Raman, for his part, thinks computer science isn’t obsolete. Instead, employers need to look at the broader skills a degree like computer science provides. “A computer science degree doesn’t just teach coding alone. It teaches complex thinking, organizational design, and structures of systems” he points out.
Workers, at least in the U.S., aren’t convinced they will come out ahead. A CBS News poll released last week reported that two thirds of Americans believe that AI will decrease the number of jobs; around the same share don’t believe that tech companies will use AI in appropriate ways.

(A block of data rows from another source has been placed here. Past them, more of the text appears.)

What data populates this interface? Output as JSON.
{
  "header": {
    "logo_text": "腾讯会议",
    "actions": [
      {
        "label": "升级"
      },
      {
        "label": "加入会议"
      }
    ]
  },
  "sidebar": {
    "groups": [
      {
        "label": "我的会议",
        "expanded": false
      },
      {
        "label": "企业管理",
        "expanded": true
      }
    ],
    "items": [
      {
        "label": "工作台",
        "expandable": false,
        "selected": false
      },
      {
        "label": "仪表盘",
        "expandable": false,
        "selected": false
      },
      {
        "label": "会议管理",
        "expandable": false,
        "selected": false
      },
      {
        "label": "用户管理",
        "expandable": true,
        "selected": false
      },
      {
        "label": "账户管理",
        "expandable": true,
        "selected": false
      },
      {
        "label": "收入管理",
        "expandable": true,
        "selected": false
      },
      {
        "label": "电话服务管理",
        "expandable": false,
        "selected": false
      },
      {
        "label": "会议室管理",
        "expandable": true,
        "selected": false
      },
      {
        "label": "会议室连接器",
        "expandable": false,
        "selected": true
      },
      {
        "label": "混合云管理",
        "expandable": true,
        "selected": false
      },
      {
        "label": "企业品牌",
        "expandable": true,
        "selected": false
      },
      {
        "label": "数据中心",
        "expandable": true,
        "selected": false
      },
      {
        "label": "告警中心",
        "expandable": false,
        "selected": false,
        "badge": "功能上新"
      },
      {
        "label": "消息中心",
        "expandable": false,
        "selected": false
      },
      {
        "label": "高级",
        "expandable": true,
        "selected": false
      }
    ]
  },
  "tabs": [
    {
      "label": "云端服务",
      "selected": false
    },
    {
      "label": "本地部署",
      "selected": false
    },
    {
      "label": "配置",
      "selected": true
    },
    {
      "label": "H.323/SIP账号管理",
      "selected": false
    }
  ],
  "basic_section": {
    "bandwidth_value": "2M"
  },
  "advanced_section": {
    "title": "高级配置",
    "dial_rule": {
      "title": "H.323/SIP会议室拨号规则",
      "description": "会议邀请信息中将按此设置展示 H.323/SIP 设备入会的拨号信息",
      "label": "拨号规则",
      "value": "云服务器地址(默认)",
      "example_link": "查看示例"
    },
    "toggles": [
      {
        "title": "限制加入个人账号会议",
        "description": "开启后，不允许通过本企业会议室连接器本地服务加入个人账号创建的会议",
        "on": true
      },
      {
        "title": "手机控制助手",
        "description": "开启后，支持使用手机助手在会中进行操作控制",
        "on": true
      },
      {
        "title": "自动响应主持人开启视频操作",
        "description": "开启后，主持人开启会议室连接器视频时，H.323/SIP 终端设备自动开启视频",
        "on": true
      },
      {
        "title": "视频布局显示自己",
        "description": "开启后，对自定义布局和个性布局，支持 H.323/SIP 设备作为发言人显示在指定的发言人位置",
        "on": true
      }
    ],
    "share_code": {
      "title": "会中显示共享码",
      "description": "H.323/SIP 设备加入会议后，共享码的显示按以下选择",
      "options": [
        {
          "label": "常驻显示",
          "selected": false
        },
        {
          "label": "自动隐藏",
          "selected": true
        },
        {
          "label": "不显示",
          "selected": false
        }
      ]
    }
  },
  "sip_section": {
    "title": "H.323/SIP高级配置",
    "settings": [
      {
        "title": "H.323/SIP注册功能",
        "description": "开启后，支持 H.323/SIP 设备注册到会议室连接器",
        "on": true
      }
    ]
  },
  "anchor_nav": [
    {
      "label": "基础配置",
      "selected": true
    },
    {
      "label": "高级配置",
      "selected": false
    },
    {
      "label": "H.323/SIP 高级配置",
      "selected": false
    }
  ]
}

AI could get more traction in Asia, where populations are more comfortable with AI. A Pew Research Center survey from October found lower rates of concern among Asia-based respondents than Western ones. For example, just 16% of South Koreans reported being “more concerned than excited” about AI, the lowest share among the 25 countries Pew surveyed; the U.S., in contrast, had the highest share, at 50% reporting concern.
More recently, Chinese consumers have flocked to install OpenClaw, the open-source AI agent framework, on their devices, and local governments are rushing to support “one-person companies,” or AI startups trying to build new products.
“There’s a hunger in Asia, not just among companies but also among workers, to learn about these tools and put them to use,” Raman says. “There’s an entrepreneurial culture in a lot of countries in Asia.”
Time to adapt
Still, Raman is sympathetic to workers concerned about automation. “There was a career ladder, and there was extreme clarity about what you had to do to get on each rung of that ladder,” he says.
But he’s optimistic that, ultimately, employees will be better off as AI starts to dismantle the ways companies traditionally organize and reward their talent. “Very few people have ever had real control over their career,” he says. “Because of AI, I think we’re about to have the first generations at work that have more control over their career than any who’ve come before.”
But what if someone doesn’t want to be an innovator at their job? What if someone wants to do their responsibilities and earn a stable wage?
Raman’s answer to those people is direct: “Nobody is coming to save any individual but themselves.”
Change is coming, like it or not. “It’s just a question of when this change hits you, and how hard it hits you,” he says.